The main selling point of the book for me was its focus on both punk-rock and classical music. Books with a musical theme only really ever mention one type of music, often pop music. My own musical preferences are varied; I very much enjoy the style of music we see echoed through Adam’s band (and in fact play the guitar myself), yet I often play classical piano pieces and grew up playing the violin, which is not a huge step away from Mia and her cello. To be able to see both of these elements combined in such an easy fashion makes the musical side to the book a unique read, for it is the first book I have read which holds both styles on equal ground, and shows examples of a person who is a fan of both classical and rock music.

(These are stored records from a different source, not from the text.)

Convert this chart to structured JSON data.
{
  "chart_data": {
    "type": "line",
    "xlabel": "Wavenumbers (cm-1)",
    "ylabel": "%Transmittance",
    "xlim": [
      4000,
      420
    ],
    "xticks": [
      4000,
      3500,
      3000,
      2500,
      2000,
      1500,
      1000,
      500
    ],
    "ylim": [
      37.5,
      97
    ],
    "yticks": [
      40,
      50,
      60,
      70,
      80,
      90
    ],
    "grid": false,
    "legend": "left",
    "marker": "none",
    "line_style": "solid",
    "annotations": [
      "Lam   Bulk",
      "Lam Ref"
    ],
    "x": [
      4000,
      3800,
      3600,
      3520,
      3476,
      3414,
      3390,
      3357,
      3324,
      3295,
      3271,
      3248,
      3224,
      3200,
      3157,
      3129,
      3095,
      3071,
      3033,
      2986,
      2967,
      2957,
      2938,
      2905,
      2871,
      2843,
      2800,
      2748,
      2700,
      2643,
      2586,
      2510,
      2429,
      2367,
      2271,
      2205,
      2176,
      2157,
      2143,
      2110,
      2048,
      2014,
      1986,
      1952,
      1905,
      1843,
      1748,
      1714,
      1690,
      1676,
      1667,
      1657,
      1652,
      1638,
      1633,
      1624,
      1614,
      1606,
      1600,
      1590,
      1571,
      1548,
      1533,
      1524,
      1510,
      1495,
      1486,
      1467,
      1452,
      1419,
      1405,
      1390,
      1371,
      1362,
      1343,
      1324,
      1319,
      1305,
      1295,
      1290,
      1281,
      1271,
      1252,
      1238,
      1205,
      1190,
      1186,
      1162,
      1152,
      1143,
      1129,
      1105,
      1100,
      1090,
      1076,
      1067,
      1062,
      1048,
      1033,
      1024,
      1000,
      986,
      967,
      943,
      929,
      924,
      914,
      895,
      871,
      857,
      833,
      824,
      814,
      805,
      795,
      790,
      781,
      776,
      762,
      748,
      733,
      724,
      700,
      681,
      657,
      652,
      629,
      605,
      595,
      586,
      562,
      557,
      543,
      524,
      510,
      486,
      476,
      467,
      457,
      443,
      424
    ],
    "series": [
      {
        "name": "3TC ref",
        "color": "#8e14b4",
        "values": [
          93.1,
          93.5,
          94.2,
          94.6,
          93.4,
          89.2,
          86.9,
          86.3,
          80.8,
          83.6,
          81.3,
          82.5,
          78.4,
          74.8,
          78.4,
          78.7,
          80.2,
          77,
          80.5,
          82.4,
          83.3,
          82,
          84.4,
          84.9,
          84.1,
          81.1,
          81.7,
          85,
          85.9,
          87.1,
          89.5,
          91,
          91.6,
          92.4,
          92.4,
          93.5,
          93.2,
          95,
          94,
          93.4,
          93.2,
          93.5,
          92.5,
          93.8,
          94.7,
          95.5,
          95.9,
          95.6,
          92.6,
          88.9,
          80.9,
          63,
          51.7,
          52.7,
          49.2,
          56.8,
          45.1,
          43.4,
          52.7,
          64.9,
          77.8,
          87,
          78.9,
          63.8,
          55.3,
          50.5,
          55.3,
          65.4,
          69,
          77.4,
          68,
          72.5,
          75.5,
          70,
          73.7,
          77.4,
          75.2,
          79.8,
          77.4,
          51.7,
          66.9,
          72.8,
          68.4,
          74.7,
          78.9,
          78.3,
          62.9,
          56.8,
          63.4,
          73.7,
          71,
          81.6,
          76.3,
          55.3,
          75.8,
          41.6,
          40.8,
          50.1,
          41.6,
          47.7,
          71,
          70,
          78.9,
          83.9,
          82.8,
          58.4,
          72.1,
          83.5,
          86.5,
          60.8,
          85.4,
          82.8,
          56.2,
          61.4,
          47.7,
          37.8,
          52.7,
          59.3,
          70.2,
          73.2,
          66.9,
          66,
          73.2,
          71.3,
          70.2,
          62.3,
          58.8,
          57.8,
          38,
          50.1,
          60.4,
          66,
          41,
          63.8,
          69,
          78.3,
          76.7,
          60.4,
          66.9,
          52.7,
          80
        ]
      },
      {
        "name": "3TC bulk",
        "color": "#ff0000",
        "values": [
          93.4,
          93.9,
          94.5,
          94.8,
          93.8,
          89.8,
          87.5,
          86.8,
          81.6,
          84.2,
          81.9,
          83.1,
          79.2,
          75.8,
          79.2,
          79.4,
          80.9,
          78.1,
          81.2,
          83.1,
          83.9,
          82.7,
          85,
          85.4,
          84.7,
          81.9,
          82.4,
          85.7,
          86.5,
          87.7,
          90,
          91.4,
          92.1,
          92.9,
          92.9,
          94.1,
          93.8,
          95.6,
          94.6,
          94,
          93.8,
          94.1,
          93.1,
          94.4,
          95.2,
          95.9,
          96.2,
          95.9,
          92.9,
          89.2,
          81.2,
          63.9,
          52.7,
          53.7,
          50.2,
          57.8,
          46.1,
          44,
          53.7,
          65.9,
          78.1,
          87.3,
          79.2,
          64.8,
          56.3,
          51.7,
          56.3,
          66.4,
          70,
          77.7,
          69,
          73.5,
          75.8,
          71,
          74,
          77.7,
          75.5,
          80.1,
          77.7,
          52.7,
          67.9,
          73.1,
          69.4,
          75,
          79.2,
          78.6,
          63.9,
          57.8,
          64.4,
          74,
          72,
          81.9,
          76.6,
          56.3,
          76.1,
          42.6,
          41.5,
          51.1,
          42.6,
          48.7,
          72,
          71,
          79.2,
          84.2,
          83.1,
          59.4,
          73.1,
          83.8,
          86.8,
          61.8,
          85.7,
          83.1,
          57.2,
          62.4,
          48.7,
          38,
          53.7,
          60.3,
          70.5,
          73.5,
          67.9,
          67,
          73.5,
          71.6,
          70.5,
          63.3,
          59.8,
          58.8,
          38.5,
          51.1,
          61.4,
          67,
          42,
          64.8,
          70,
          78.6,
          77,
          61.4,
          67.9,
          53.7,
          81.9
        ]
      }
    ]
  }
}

All in all, whilst I feel that what we have in ‘If I Stay’ is enjoyable, with likable characters and mixed music references, there is just so much absent in the plot of the book which I wish was included. These points may well be picked up on in the sequel, but I feel that there were so many loose ends that, instead of adding to the appeal of the sequel, detract from the book itself. Despite this, I would reread and recommend ‘If I Stay’ many times over, and look forward to watching the film. I just hope that ‘Where She Went’ does touch upon the vital information which was missing from ‘If I Stay’.